Host innate immune defences play a critical role in restricting the intracellular propagation and pathogenesis of invading viral pathogens. Here we show that the
histone H3.3 chaperone HIRA (
histone cell cycle regulator) associates with promyelocytic leukaemia nuclear bodies (PML-NBs) to stimulate the induction of innate immune defences against herpes simplex virus 1 (HSV-1)
infection. Following the activation of innate immune signalling, HIRA localized at PML-NBs in a Janus-Associated
Kinase (JAK),
Cyclin Dependent Kinase (CDK), and Sp100-dependent manner.
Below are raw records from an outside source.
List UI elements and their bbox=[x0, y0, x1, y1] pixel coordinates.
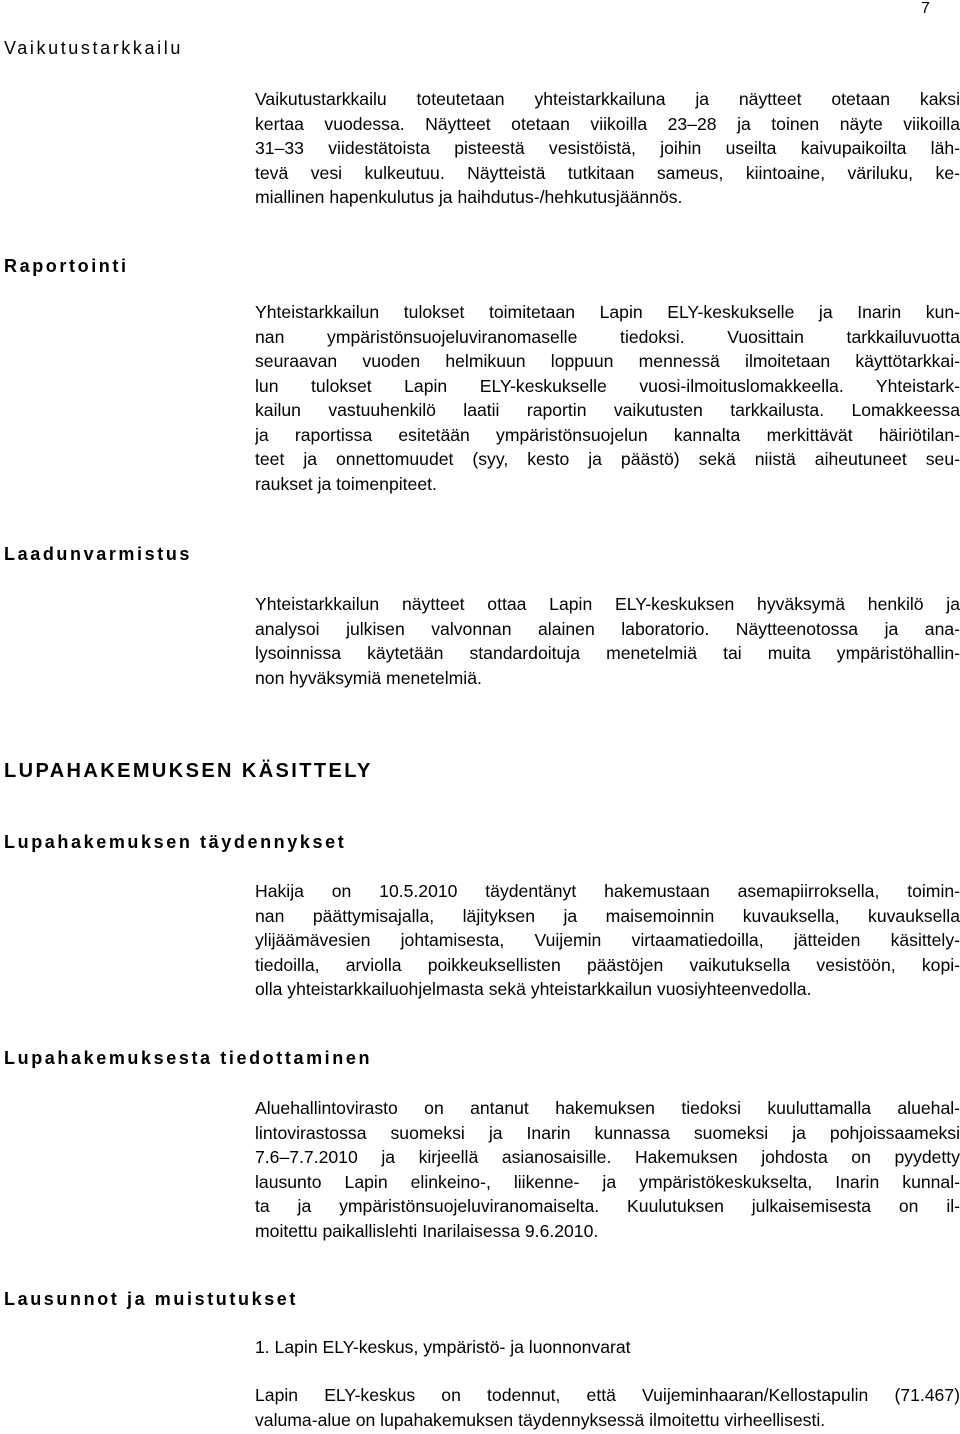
text-line: tiedoilla, arviolla poikkeuksellisten päästöjen vaikutuksella vesistöön, kopi- bbox=[255, 954, 960, 975]
text-line: non hyväksymiä menetelmiä. bbox=[255, 667, 482, 688]
text-line: analysoi julkisen valvonnan alainen laboratorio. Näytteenotossa ja ana- bbox=[255, 618, 960, 639]
text-line: ylijäämävesien johtamisesta, Vuijemin virtaamatiedoilla, jätteiden käsittely- bbox=[255, 930, 960, 950]
heading-laadunvarmistus: Laadunvarmistus bbox=[4, 544, 193, 564]
heading-lupahakemuksen-kasittely: LUPAHAKEMUKSEN KÄSITTELY bbox=[4, 760, 373, 782]
text-line: kailun vastuuhenkilö laatii raportin vaikutusten tarkkailusta. Lomakkeessa bbox=[255, 400, 960, 420]
text-line: Vaikutustarkkailu toteutetaan yhteistarkkailuna ja näytteet otetaan kaksi bbox=[255, 89, 960, 109]
heading-raportointi: Raportointi bbox=[4, 256, 129, 276]
text-line: lintovirastossa suomeksi ja Inarin kunnassa suomeksi ja pohjoissaameksi bbox=[255, 1122, 960, 1143]
text-line: lausunto Lapin elinkeino-, liikenne- ja ympäristökeskukselta, Inarin kunnal- bbox=[255, 1171, 960, 1192]
text-line: nan päättymisajalla, läjityksen ja maisemoinnin kuvauksella, kuvauksella bbox=[255, 905, 960, 926]
text-line: kertaa vuodessa. Näytteet otetaan viikoilla 23–28 ja toinen näyte viikoilla bbox=[255, 113, 960, 134]
heading-taydennykset: Lupahakemuksen täydennykset bbox=[4, 832, 347, 852]
paragraph-raportointi bbox=[255, 300, 960, 496]
text-line: moitettu paikallislehti Inarilaisessa 9.6.2010. bbox=[255, 1220, 599, 1241]
text-line: seuraavan vuoden helmikuun loppuun mennessä ilmoitetaan käyttötarkkai- bbox=[255, 351, 960, 371]
text-line: lysoinnissa käytetään standardoituja menetelmiä tai muita ympäristöhallin- bbox=[255, 643, 960, 663]
heading-tiedottaminen: Lupahakemuksesta tiedottaminen bbox=[4, 1048, 373, 1068]
page-number: 7 bbox=[921, 0, 930, 17]
paragraph-tiedottaminen bbox=[255, 1096, 960, 1243]
text-line: raukset ja toimenpiteet. bbox=[255, 473, 437, 494]
text-line: ta ja ympäristönsuojeluviranomaiselta. Kuulutuksen julkaisemisesta on il- bbox=[255, 1196, 960, 1216]
paragraph-laadunvarmistus bbox=[255, 592, 960, 690]
text-line: Yhteistarkkailun näytteet ottaa Lapin ELY-keskuksen hyväksymä henkilö ja bbox=[255, 594, 960, 614]
paragraph-taydennykset bbox=[255, 879, 960, 1002]
lausunnot-item-title bbox=[255, 1335, 960, 1360]
paragraph-vaikutustarkkailu bbox=[255, 87, 960, 210]
text-line: Hakija on 10.5.2010 täydentänyt hakemustaan asemapiirroksella, toimin- bbox=[255, 881, 960, 901]
heading-lausunnot: Lausunnot ja muistutukset bbox=[4, 1289, 299, 1309]
text-line: 1. Lapin ELY-keskus, ympäristö- ja luonnonvarat bbox=[255, 1337, 631, 1357]
text-line: Yhteistarkkailun tulokset toimitetaan Lapin ELY-keskukselle ja Inarin kun- bbox=[255, 302, 960, 322]
text-line: valuma-alue on lupahakemuksen täydennyksessä ilmoitettu virheellisesti. bbox=[255, 1409, 826, 1430]
heading-vaikutustarkkailu: Vaikutustarkkailu bbox=[4, 38, 183, 58]
text-line: Lapin ELY-keskus on todennut, että Vuijeminhaaran/Kellostapulin (71.467) bbox=[255, 1385, 960, 1405]
text-line: tevä vesi kulkeutuu. Näytteistä tutkitaan sameus, kiintoaine, väriluku, ke- bbox=[255, 162, 960, 183]
text-line: teet ja onnettomuudet (syy, kesto ja päästö) sekä niistä aiheutuneet seu- bbox=[255, 449, 960, 469]
text-line: miallinen hapenkulutus ja haihdutus-/hehkutusjäännös. bbox=[255, 187, 683, 207]
text-line: olla yhteistarkkailuohjelmasta sekä yhteistarkkailun vuosiyhteenvedolla. bbox=[255, 979, 812, 999]
text-line: nan ympäristönsuojeluviranomaselle tiedoksi. Vuosittain tarkkailuvuotta bbox=[255, 326, 960, 347]
text-line: Aluehallintovirasto on antanut hakemuksen tiedoksi kuuluttamalla aluehal- bbox=[255, 1098, 960, 1118]
text-line: 7.6–7.7.2010 ja kirjeellä asianosaisille. Hakemuksen johdosta on pyydetty bbox=[255, 1147, 960, 1167]
paragraph-lausunnot bbox=[255, 1383, 960, 1432]
text-line: 31–33 viidestätoista pisteestä vesistöistä, joihin useilta kaivupaikoilta läh- bbox=[255, 138, 960, 158]
text-line: lun tulokset Lapin ELY-keskukselle vuosi-ilmoituslomakkeella. Yhteistark- bbox=[255, 375, 960, 396]
text-line: ja raportissa esitetään ympäristönsuojelun kannalta merkittävät häiriötilan- bbox=[255, 424, 960, 445]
RNA-seq analysis revealed that HIRA promoted the transcriptional upregulation of a broad repertoire of host genes that regulate innate immunity to HSV-1
infection, including those involved in MHC-
I antigen presentation,
cytokine signalling, and
interferon stimulated gene (ISG) expression. ChIP-seq analysis revealed that PML, the principle scaffolding
protein of PML-NBs, was required for the enrichment of HIRA onto ISGs, identifying a role for PML in the HIRA-dependent regulation of innate immunity to
virus infection. Our data identifies independent roles for HIRA in the intrinsic silencing of viral gene expression and the induction of innate immune defences to restrict the initiation and propagation of HSV-1
infection, respectively. These intracellular host defences are antagonized by the HSV-1
ubiquitin ligase ICP0, which disrupts the stable recruitment of HIRA to infecting viral genomes and PML-NBs at spatiotemporally distinct phases of
infection. Our study highlights the importance of
histone chaperones to regulate multiple phases of intracellular immunity to
virus infection, findings that are likely to be highly pertinent in the cellular restriction of many clinically important viral pathogens.